More Than Enough (Pelican Bay 4) - Page 64

“He was disappointed in you,” I ventured carefully.

“The things he asked for were supposed to be easy. Eat healthier, stop swearing, don’t laugh like you’re at some ass-backwards hoedown, lose the annoying Southern accent and speak like a normal, well-educated person. I did it all. I wanted him to be proud to have me on his arm at all the fancy social events we went to. But wanting to do something and being able to do it one hundred percent of the time were two very different things.”

“It was unsustainable,” I offered.

“I couldn’t go back,” was all Sawyer said in response.

I felt tears prick the backs of my eyes as I thought about his statement. He’d been labeled as a disappointment, a burden, someone with no future, probably from the time he’d been a little kid. He’d been strong enough to say “fuck you” to the future fate had mapped out for him and had gone after what he’d wanted. But it had come at a steep price. Even if his parents hadn’t given two shits about him, he’d undoubtedly loved them because that was what kids did. They loved their parents.

Unconditionally.

I didn’t know if his folks were still alive or not, but I knew in my gut that if he were given the chance to be a real son to them, he would have taken it.

But his parents hadn’t fought for him. If they’d tried to find him, it likely only would have been because he’d stolen money from their drug business to fund his new start.

The one who had been there for him had been Marcus. A powerful, successful man who seemingly doted on Sawyer would have literally been a dream come true for the young man no one had ever wanted before.

Simply put, he’d wanted to belong to someone. He’d wanted someone who would have given a shit if he hadn’t come home one day; someone who’d remember him enough to prove he’d existed in the first place.

“What did you do?” I asked.

“Not enough. It was never enough. But it didn’t matter. I couldn’t lose him. I don’t even know when things changed… when I started to believe all his little put-downs. Every time I let him down, I was so fucking scared he was going to realize I didn’t fit in his world. I started letting him make more and more decisions for me. Where we went on vacation, what people we hung out with, stuff like that. If I fucked up, he never failed to tell me. He wouldn’t yell and scream at me… he’d just look at me like… like…”
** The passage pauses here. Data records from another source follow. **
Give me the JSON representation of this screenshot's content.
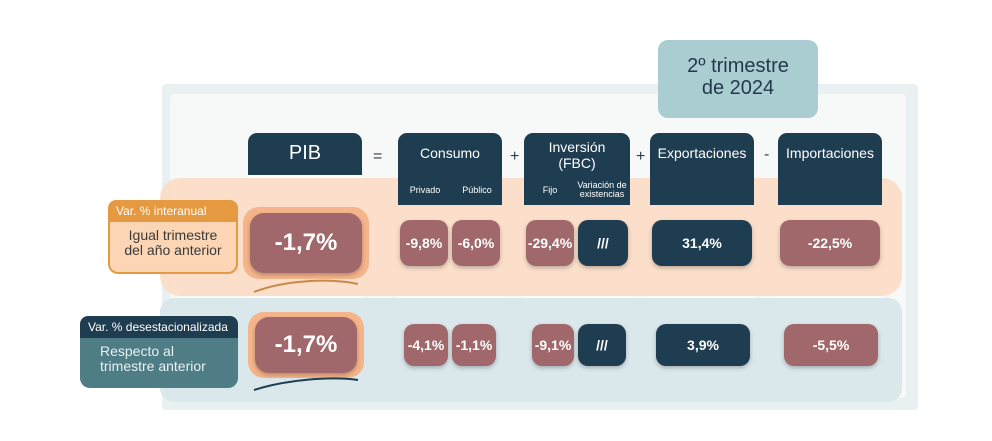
{
  "title": {
    "line1": "2º trimestre",
    "line2": "de 2024"
  },
  "headers": {
    "pib": "PIB",
    "consumo": "Consumo",
    "inversion_l1": "Inversión",
    "inversion_l2": "(FBC)",
    "exportaciones": "Exportaciones",
    "importaciones": "Importaciones"
  },
  "subheaders": {
    "privado": "Privado",
    "publico": "Público",
    "fijo": "Fijo",
    "variacion_l1": "Variación de",
    "variacion_l2": "existencias"
  },
  "operators": {
    "equals": "=",
    "plus1": "+",
    "plus2": "+",
    "minus": "-"
  },
  "rows": {
    "interanual": {
      "tag": "Var. % interanual",
      "desc_l1": "Igual trimestre",
      "desc_l2": "del año anterior",
      "pib": "-1,7%",
      "privado": "-9,8%",
      "publico": "-6,0%",
      "fijo": "-29,4%",
      "variacion": "///",
      "exportaciones": "31,4%",
      "importaciones": "-22,5%"
    },
    "desestacionalizada": {
      "tag": "Var. % desestacionalizada",
      "desc_l1": "Respecto al",
      "desc_l2": "trimestre anterior",
      "pib": "-1,7%",
      "privado": "-4,1%",
      "publico": "-1,1%",
      "fijo": "-9,1%",
      "variacion": "///",
      "exportaciones": "3,9%",
      "importaciones": "-5,5%"
    }
  },
  "colors": {
    "navy": "#1f3d50",
    "red_value": "#a0686a",
    "orange_accent": "#e59a42",
    "teal_accent": "#4f7d86",
    "title_box": "#a9cdd0"
  }
}
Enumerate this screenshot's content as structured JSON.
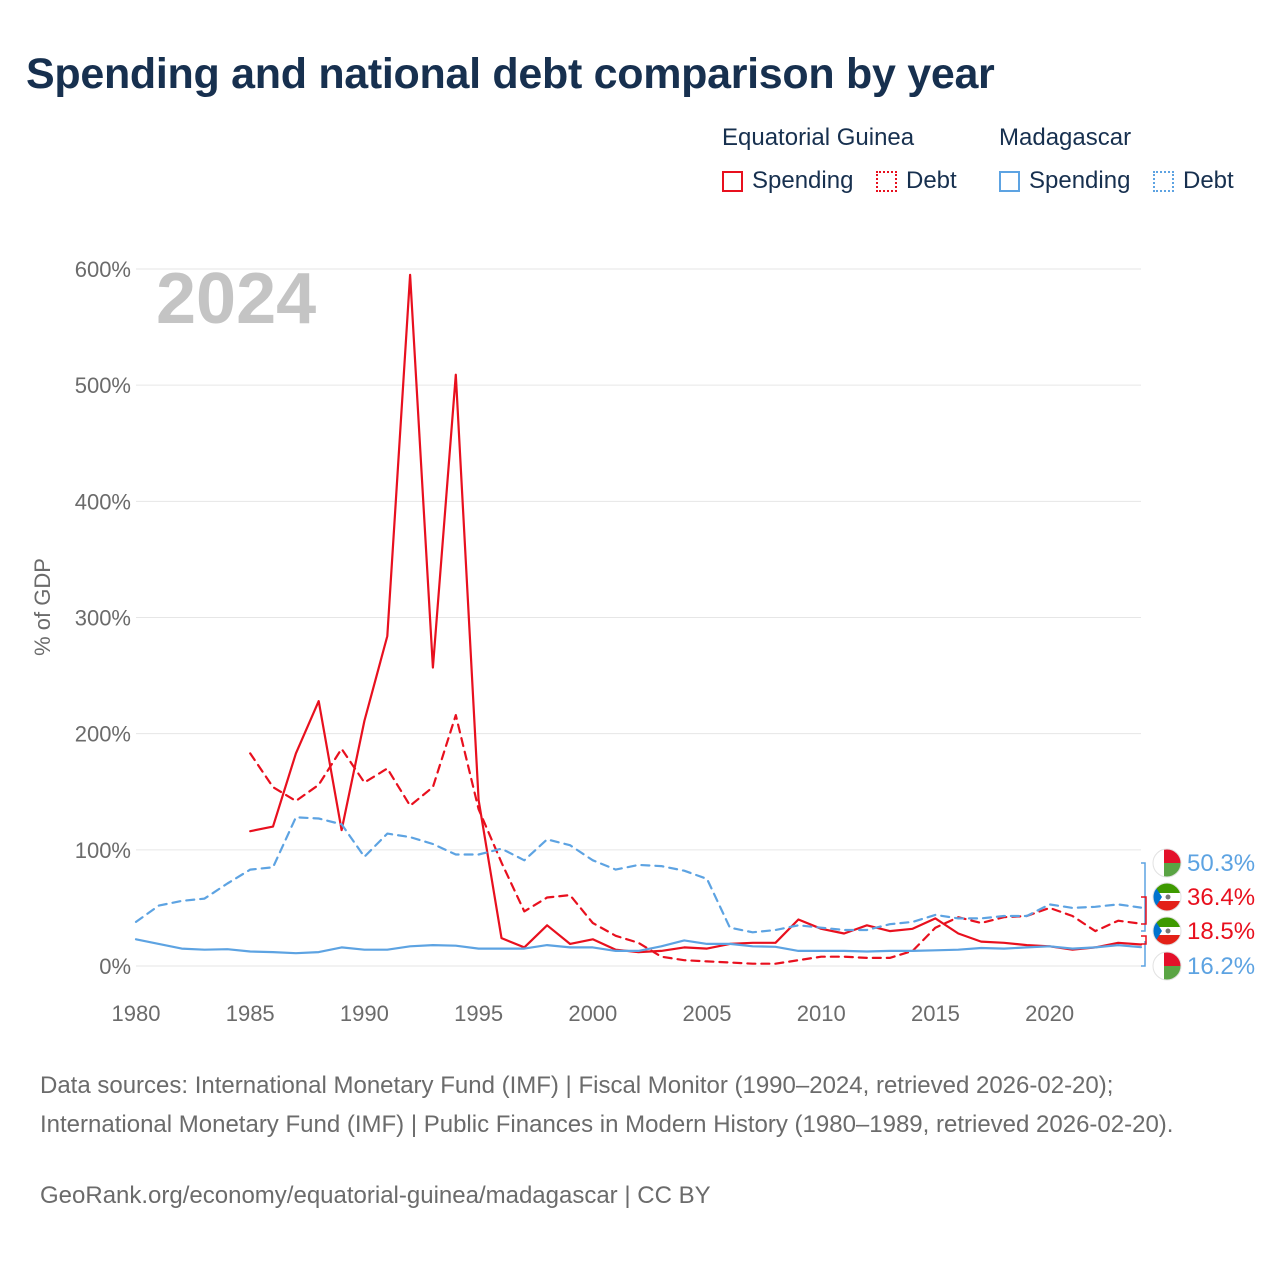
{
  "title": "Spending and national debt comparison by year",
  "legend": {
    "groups": [
      {
        "country": "Equatorial Guinea",
        "color": "#e8101e",
        "items": [
          {
            "label": "Spending",
            "style": "solid"
          },
          {
            "label": "Debt",
            "style": "dotted"
          }
        ]
      },
      {
        "country": "Madagascar",
        "color": "#5da3e2",
        "items": [
          {
            "label": "Spending",
            "style": "solid"
          },
          {
            "label": "Debt",
            "style": "dotted"
          }
        ]
      }
    ]
  },
  "colors": {
    "equatorial_guinea": "#e8101e",
    "madagascar": "#5da3e2",
    "grid": "#e6e6e6",
    "axis_text": "#6b6b6b",
    "year_label": "#c4c4c4"
  },
  "chart_data": {
    "type": "line",
    "year_label": "2024",
    "ylabel": "% of GDP",
    "ylim": [
      0,
      600
    ],
    "xlim": [
      1980,
      2024
    ],
    "y_ticks": [
      {
        "value": 0,
        "label": "0%"
      },
      {
        "value": 100,
        "label": "100%"
      },
      {
        "value": 200,
        "label": "200%"
      },
      {
        "value": 300,
        "label": "300%"
      },
      {
        "value": 400,
        "label": "400%"
      },
      {
        "value": 500,
        "label": "500%"
      },
      {
        "value": 600,
        "label": "600%"
      }
    ],
    "x_ticks": [
      {
        "value": 1980,
        "label": "1980"
      },
      {
        "value": 1985,
        "label": "1985"
      },
      {
        "value": 1990,
        "label": "1990"
      },
      {
        "value": 1995,
        "label": "1995"
      },
      {
        "value": 2000,
        "label": "2000"
      },
      {
        "value": 2005,
        "label": "2005"
      },
      {
        "value": 2010,
        "label": "2010"
      },
      {
        "value": 2015,
        "label": "2015"
      },
      {
        "value": 2020,
        "label": "2020"
      }
    ],
    "series": [
      {
        "name": "Equatorial Guinea Spending",
        "country": "equatorial_guinea",
        "dash": "solid",
        "start_year": 1985,
        "values": [
          116,
          120,
          183,
          228,
          117,
          211,
          284,
          595,
          257,
          509,
          143,
          24,
          16,
          35,
          19,
          23,
          14,
          12,
          13,
          16,
          15,
          19,
          20,
          20,
          40,
          32,
          28,
          35,
          30,
          32,
          41,
          28,
          21,
          20,
          18,
          17,
          14,
          16,
          20,
          18.5
        ]
      },
      {
        "name": "Equatorial Guinea Debt",
        "country": "equatorial_guinea",
        "dash": "dashed",
        "start_year": 1985,
        "values": [
          183,
          154,
          142,
          156,
          187,
          158,
          170,
          138,
          154,
          216,
          135,
          89,
          47,
          59,
          61,
          37,
          26,
          20,
          8,
          5,
          4,
          3,
          2,
          2,
          5,
          8,
          8,
          7,
          7,
          13,
          33,
          42,
          37,
          42,
          43,
          50,
          43,
          30,
          39,
          36.4
        ]
      },
      {
        "name": "Madagascar Spending",
        "country": "madagascar",
        "dash": "solid",
        "start_year": 1980,
        "values": [
          23,
          19,
          15,
          14,
          14.5,
          12.5,
          12,
          11,
          12,
          16,
          14,
          14,
          17,
          18,
          17.5,
          15,
          15,
          15,
          18,
          16,
          16,
          13,
          13,
          17,
          22,
          19,
          19,
          17,
          16.5,
          13,
          13,
          13,
          12.5,
          13,
          13,
          13.5,
          14,
          15.5,
          15,
          16,
          17,
          15,
          16,
          18,
          16.2
        ]
      },
      {
        "name": "Madagascar Debt",
        "country": "madagascar",
        "dash": "dashed",
        "start_year": 1980,
        "values": [
          38,
          52,
          56,
          58,
          71,
          83,
          85,
          128,
          127,
          122,
          94,
          114,
          111,
          105,
          96,
          96,
          101,
          91,
          109,
          104,
          91,
          83,
          87,
          86,
          82,
          75,
          33,
          29,
          31,
          35,
          33,
          31,
          31,
          36,
          38,
          44,
          41,
          41,
          43,
          43,
          53,
          50,
          51,
          53,
          50.3
        ]
      }
    ],
    "end_labels": [
      {
        "label": "50.3%",
        "country": "madagascar"
      },
      {
        "label": "36.4%",
        "country": "equatorial_guinea"
      },
      {
        "label": "18.5%",
        "country": "equatorial_guinea"
      },
      {
        "label": "16.2%",
        "country": "madagascar"
      }
    ]
  },
  "sources": "Data sources: International Monetary Fund (IMF) | Fiscal Monitor (1990–2024, retrieved 2026-02-20); International Monetary Fund (IMF) | Public Finances in Modern History (1980–1989, retrieved 2026-02-20).",
  "attribution": "GeoRank.org/economy/equatorial-guinea/madagascar | CC BY"
}
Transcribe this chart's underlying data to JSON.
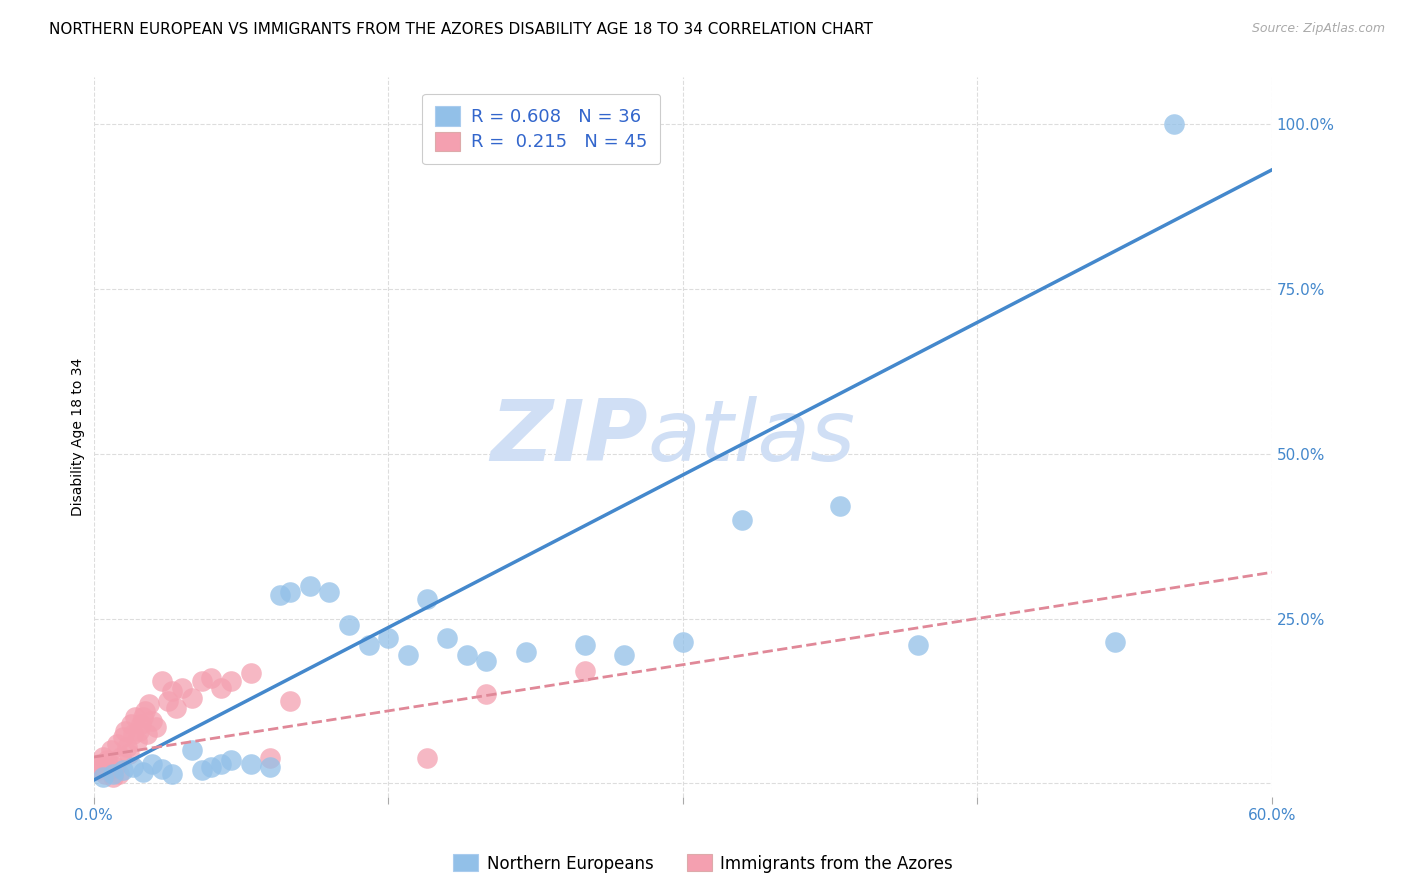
{
  "title": "NORTHERN EUROPEAN VS IMMIGRANTS FROM THE AZORES DISABILITY AGE 18 TO 34 CORRELATION CHART",
  "source": "Source: ZipAtlas.com",
  "ylabel": "Disability Age 18 to 34",
  "xlim": [
    0.0,
    0.6
  ],
  "ylim": [
    -0.02,
    1.07
  ],
  "xticks": [
    0.0,
    0.15,
    0.3,
    0.45,
    0.6
  ],
  "xtick_labels": [
    "0.0%",
    "",
    "",
    "",
    "60.0%"
  ],
  "ytick_labels_right": [
    "100.0%",
    "75.0%",
    "50.0%",
    "25.0%",
    ""
  ],
  "yticks_right": [
    1.0,
    0.75,
    0.5,
    0.25,
    0.0
  ],
  "blue_R": 0.608,
  "blue_N": 36,
  "pink_R": 0.215,
  "pink_N": 45,
  "blue_color": "#92c0e8",
  "pink_color": "#f4a0b0",
  "blue_line_color": "#4488cc",
  "pink_line_color": "#e08898",
  "watermark_zip": "ZIP",
  "watermark_atlas": "atlas",
  "watermark_color": "#d0dff5",
  "legend_label_blue": "Northern Europeans",
  "legend_label_pink": "Immigrants from the Azores",
  "blue_scatter_x": [
    0.005,
    0.01,
    0.015,
    0.02,
    0.025,
    0.03,
    0.035,
    0.04,
    0.05,
    0.055,
    0.06,
    0.065,
    0.07,
    0.08,
    0.09,
    0.095,
    0.1,
    0.11,
    0.12,
    0.13,
    0.14,
    0.15,
    0.16,
    0.17,
    0.18,
    0.19,
    0.2,
    0.22,
    0.25,
    0.27,
    0.3,
    0.33,
    0.38,
    0.42,
    0.52,
    0.55
  ],
  "blue_scatter_y": [
    0.01,
    0.015,
    0.02,
    0.025,
    0.018,
    0.03,
    0.022,
    0.015,
    0.05,
    0.02,
    0.025,
    0.03,
    0.035,
    0.03,
    0.025,
    0.285,
    0.29,
    0.3,
    0.29,
    0.24,
    0.21,
    0.22,
    0.195,
    0.28,
    0.22,
    0.195,
    0.185,
    0.2,
    0.21,
    0.195,
    0.215,
    0.4,
    0.42,
    0.21,
    0.215,
    1.0
  ],
  "pink_scatter_x": [
    0.002,
    0.003,
    0.004,
    0.005,
    0.006,
    0.007,
    0.008,
    0.009,
    0.01,
    0.011,
    0.012,
    0.013,
    0.014,
    0.015,
    0.016,
    0.017,
    0.018,
    0.019,
    0.02,
    0.021,
    0.022,
    0.023,
    0.024,
    0.025,
    0.026,
    0.027,
    0.028,
    0.03,
    0.032,
    0.035,
    0.038,
    0.04,
    0.042,
    0.045,
    0.05,
    0.055,
    0.06,
    0.065,
    0.07,
    0.08,
    0.09,
    0.1,
    0.17,
    0.2,
    0.25
  ],
  "pink_scatter_y": [
    0.02,
    0.03,
    0.025,
    0.04,
    0.015,
    0.035,
    0.02,
    0.05,
    0.01,
    0.025,
    0.06,
    0.015,
    0.04,
    0.07,
    0.08,
    0.055,
    0.045,
    0.09,
    0.075,
    0.1,
    0.065,
    0.08,
    0.09,
    0.1,
    0.11,
    0.075,
    0.12,
    0.095,
    0.085,
    0.155,
    0.125,
    0.14,
    0.115,
    0.145,
    0.13,
    0.155,
    0.16,
    0.145,
    0.155,
    0.168,
    0.038,
    0.125,
    0.038,
    0.135,
    0.17
  ],
  "blue_line_x0": 0.0,
  "blue_line_y0": 0.005,
  "blue_line_x1": 0.6,
  "blue_line_y1": 0.93,
  "pink_line_x0": 0.0,
  "pink_line_y0": 0.04,
  "pink_line_x1": 0.6,
  "pink_line_y1": 0.32,
  "grid_color": "#dddddd",
  "background_color": "#ffffff",
  "title_fontsize": 11,
  "axis_label_fontsize": 10,
  "tick_fontsize": 11,
  "legend_fontsize": 13
}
Sawyer’s fingers stilled in my hand, so I began stroking my thumb over his in the hopes of not losing him to his past.

“Like?” I asked.

But Sawyer just shook his head.

Despite my intent to only listen, I just couldn’t do it. Not when I heard the hitch in his breath and sure as hell not when I felt a little bit of moisture on my chest where Sawyer’s head was lying.

“You’re not nothing, do you hear me?” I demanded. “You’re not invisible or unwanted or a disappointment. You were enough for that asshole—more than enough. That fucker—”

That was all I got out before Sawyer smoothly turned his body and pulled my head down so he could silence me with a bone-melting kiss. I loved the sweetness of his mouth just like I loved how he didn’t hold any part of himself back as we kissed. We were both breathless by the time we separated.

I was glad when he didn’t turn back around. He’d shifted his body so that it was nearly perpendicular to mine. The new position allowed him to keep his head on my chest but even more importantly, it left him facing me so I could see every emotion in his beautiful eyes. My eyes fell to his throat and I couldn’t help but let my fingers trail over the bruising that had already gotten darker. I tamped down the rage I was feeling but it wasn’t until Sawyer’s hand came up to cover mine that I was able to put the focus back where it belonged.

On Sawyer.

I shifted my gaze back to his face. There was no fear there, no eagerness to escape. For the moment he seemed… content.

“You’re more than enough, Sawyer. For me, for the family you’ve found here…” I paused because the whole thing was just so overwhelming. I was so desperate for him to hear me, to really hear me, that I was terrified I was going to fuck all this up.

Whatever this was.

When Sawyer dropped his eyes, I knew I’d pushed too hard.

“You haven’t heard it all, Jett,” he murmured. His brow was furrowed and he was rubbing our fingers together a little more desperately.

“I don’t need to, Sawyer. I want to know all of it, but I don’t need to hear it to accept what my heart already knows.”